Chile’s SQM (NYSE: SQM), the world’s second largest lithium producer, will voluntarily cut its use of fresh water and brine from the Atacama desert to mitigate the overall impact of its operations in one of the driest places in the world.
The company, which produces lithium by pumping brine from beneath the desert and concentrating it through evaporation in pools, has committed to reduce its use of “continental” water by 20% from November this year. The goal, it said, is cutting water use by 50% by 2030.
To achieve those goals, the miner will have to improve production processes and increase the use of sea water. It will require an investment of around $40 million in the first phase and $65 million for the second phase.
SQM also vowed to produce carbon-neutral lithium by 2030 as part of a larger, $100 million emissions reduction drive.
The lithium miner said the announced plan should not have an impact on its near- or long-term lithium production.
“There is no trade-off between being cost-competitive and being leaders in sustainability,” chief executive Ricardo Ramos said in the statement. “These are commitments that we assume out of conviction and voluntarily.”
SQM is now producing at record levels of roughly 70,000 tonnes for the year, which has allowed it to build higher levels of inventory ahead of an expected demand boom.
The company’s announcement, part of a new sustainable development plan, comes after SQM lost a high-profile legal battle in Chile.
In 2016, Chile’s environmental regulator found that SQM had extracted more brine from the salt flat than permitted. A $25 million compliance plan presented by the company was dismissed by a court in Antofagasta in December.
Despite the company’s appeal, local regulators forced SQM in August to start again from scratch an environmental compliance plan for its operations.
Water has become a bone of contention for the expansion plans of both SQM and top competitor Albemarle (NYSE: ALB), both of which operate in the Atacama desert, the world’s driest, where more than a third of global lithium carbonate supply is sourced.
Chile, which holds about 52% of the world’s known lithium reserves, lost its top lithium producer crown to Australia in 2018.

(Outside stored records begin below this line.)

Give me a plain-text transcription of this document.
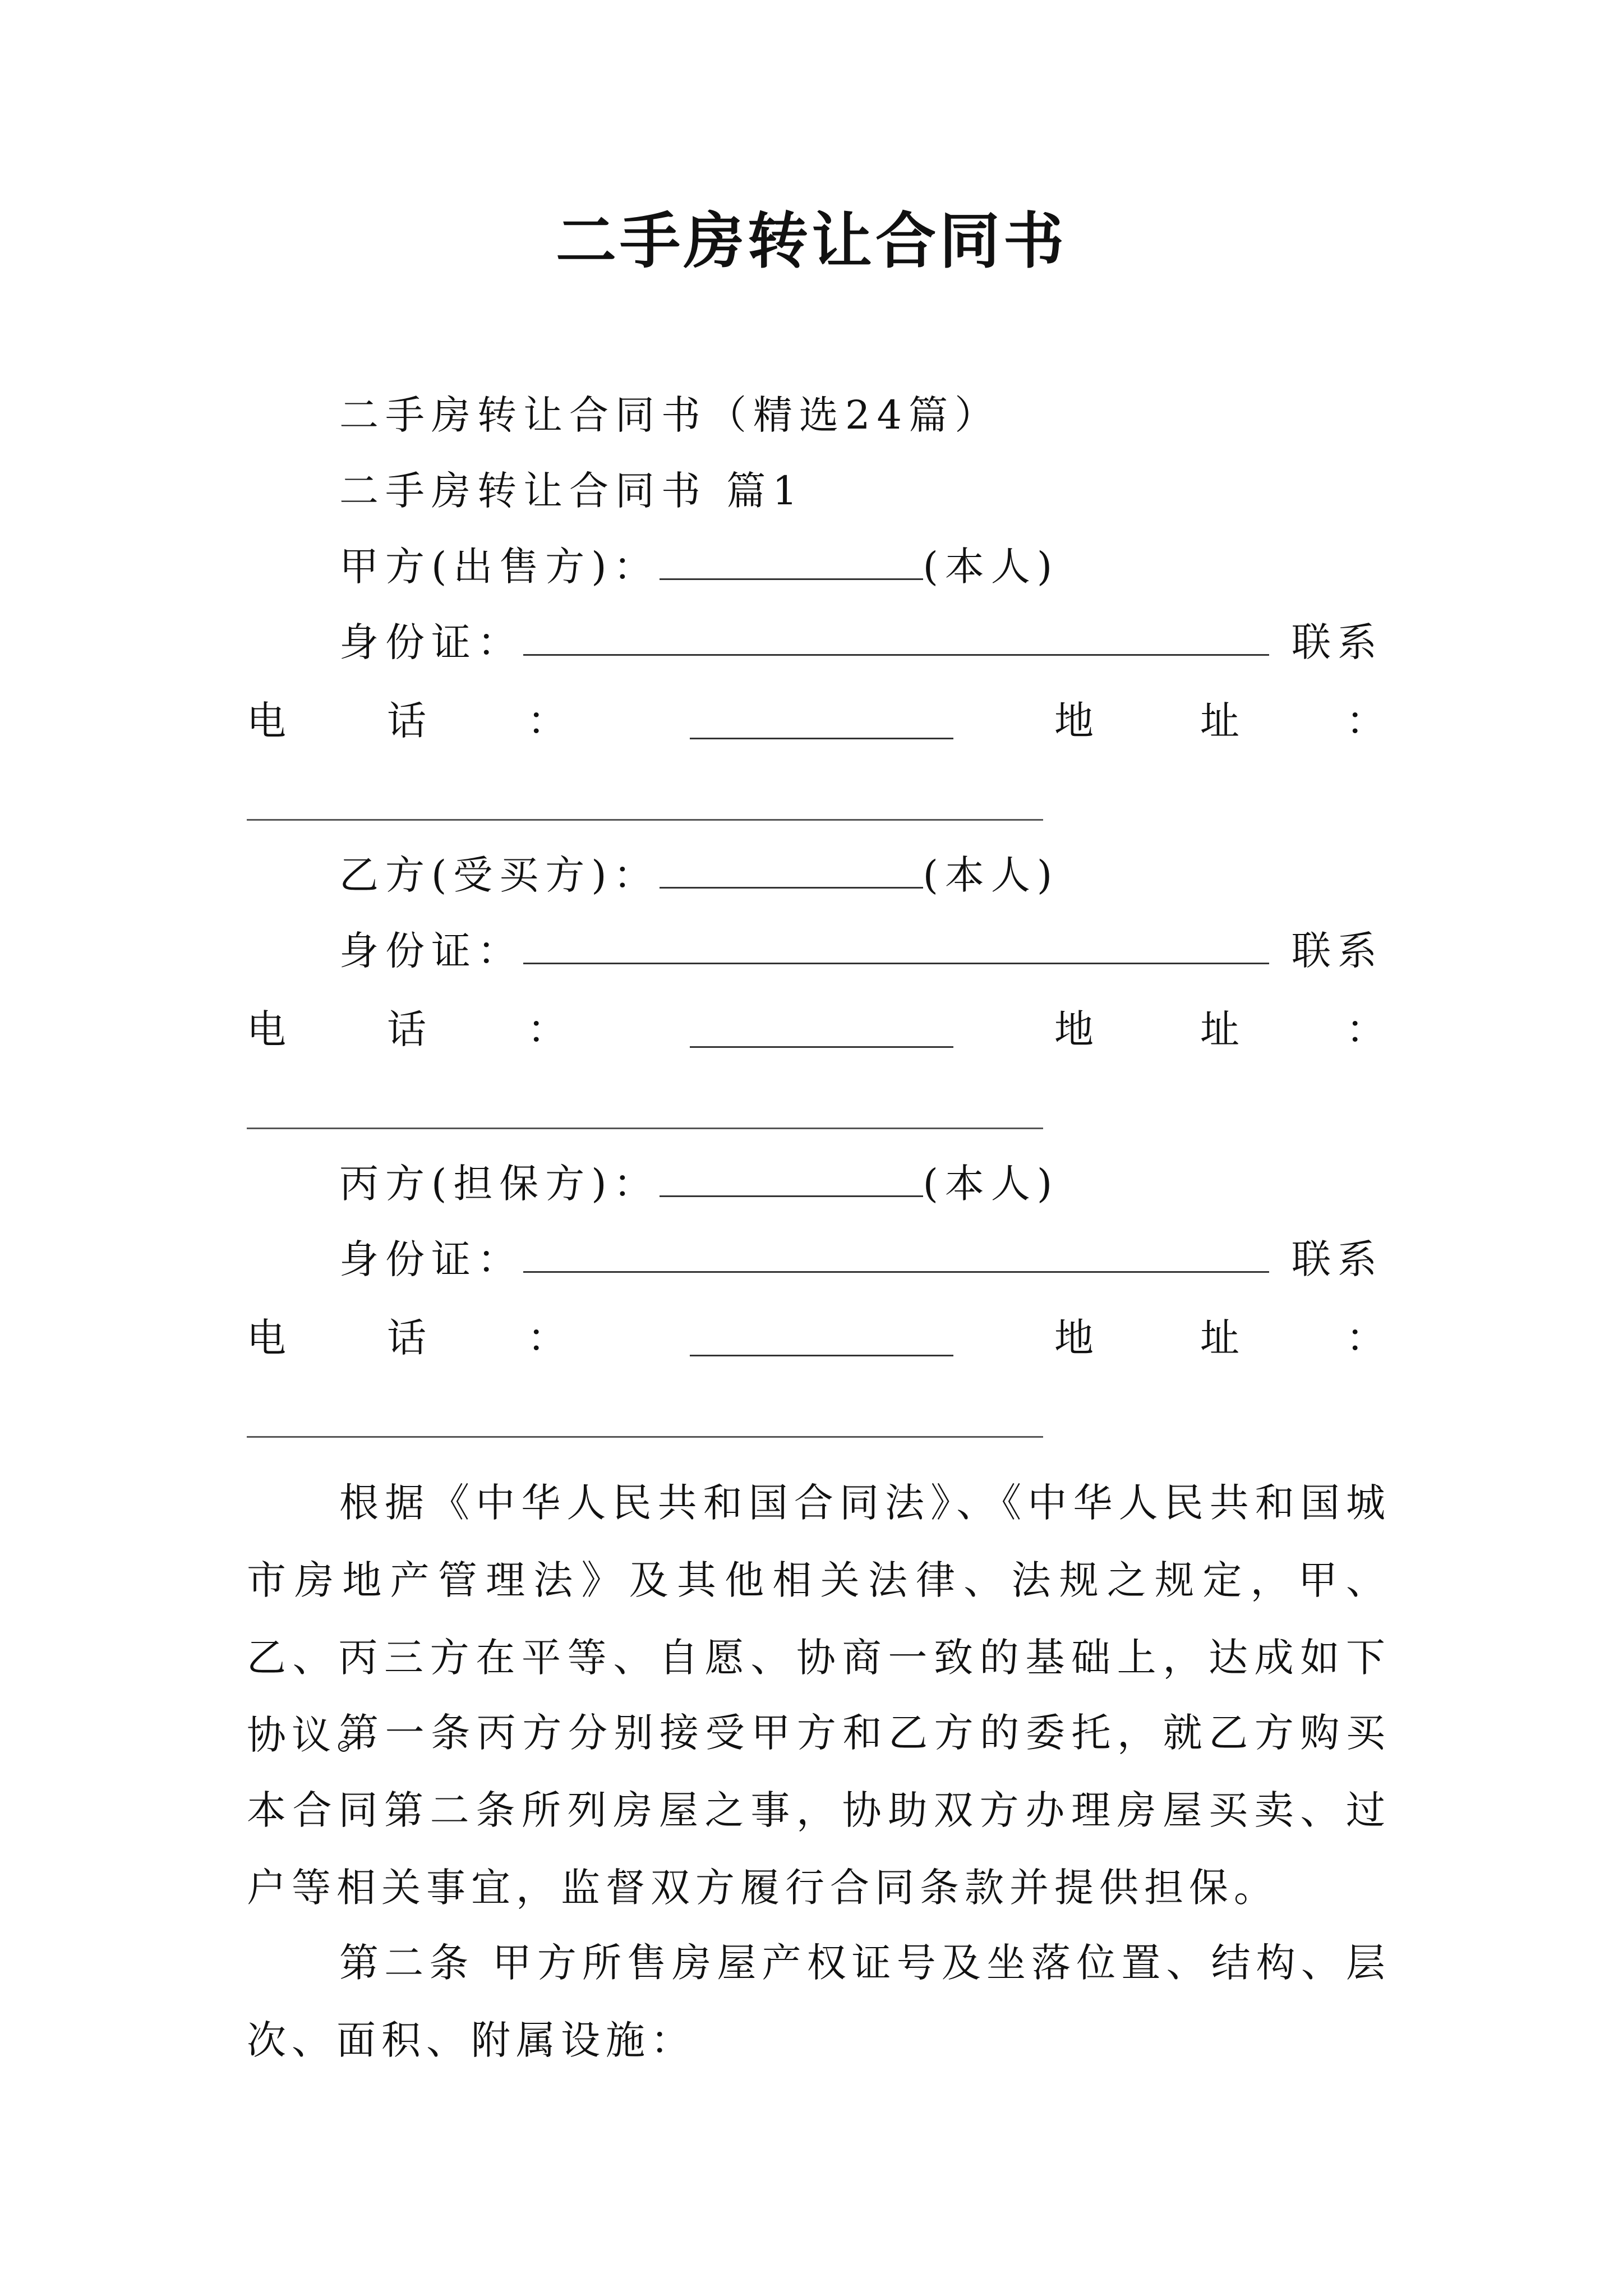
二手房转让合同书
二手房转让合同书（精选24篇）
二手房转让合同书 篇1
甲方(出售方)：	(本人)
身份证：	联系
电	话	：	地	址	：
乙方(受买方)：	(本人)
身份证：	联系
电	话	：	地	址	：
丙方(担保方)：	(本人)
身份证：	联系
电	话	：	地	址	：
根据《中华人民共和国合同法》、《中华人民共和国城市房地产管理法》及其他相关法律、法规之规定，甲、乙、丙三方在平等、自愿、协商一致的基础上，达成如下协议。
第一条丙方分别接受甲方和乙方的委托，就乙方购买本合同第二条所列房屋之事，协助双方办理房屋买卖、过户等相关事宜，监督双方履行合同条款并提供担保。
第二条 甲方所售房屋产权证号及坐落位置、结构、层次、面积、附属设施：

The country, however, is working on reversing that situation. It predicts that lithium will soon become its second-largest mining asset, behind copper. The commodity is currently the country’s fourth-biggest export.
SQM’s own expansion plans are on track to be completed by the end of 2021, it said in August.
The company expects to extract more lithium from the same amount of pumped brine by using brine earmarked to produce potash and using higher-grade wells.
SQM estimates that Chile would be able to increase its total lithium production through such methods to 300,000 tonnes of lithium carbonate-equivalent from its current capacity of just over 100,000 tonnes.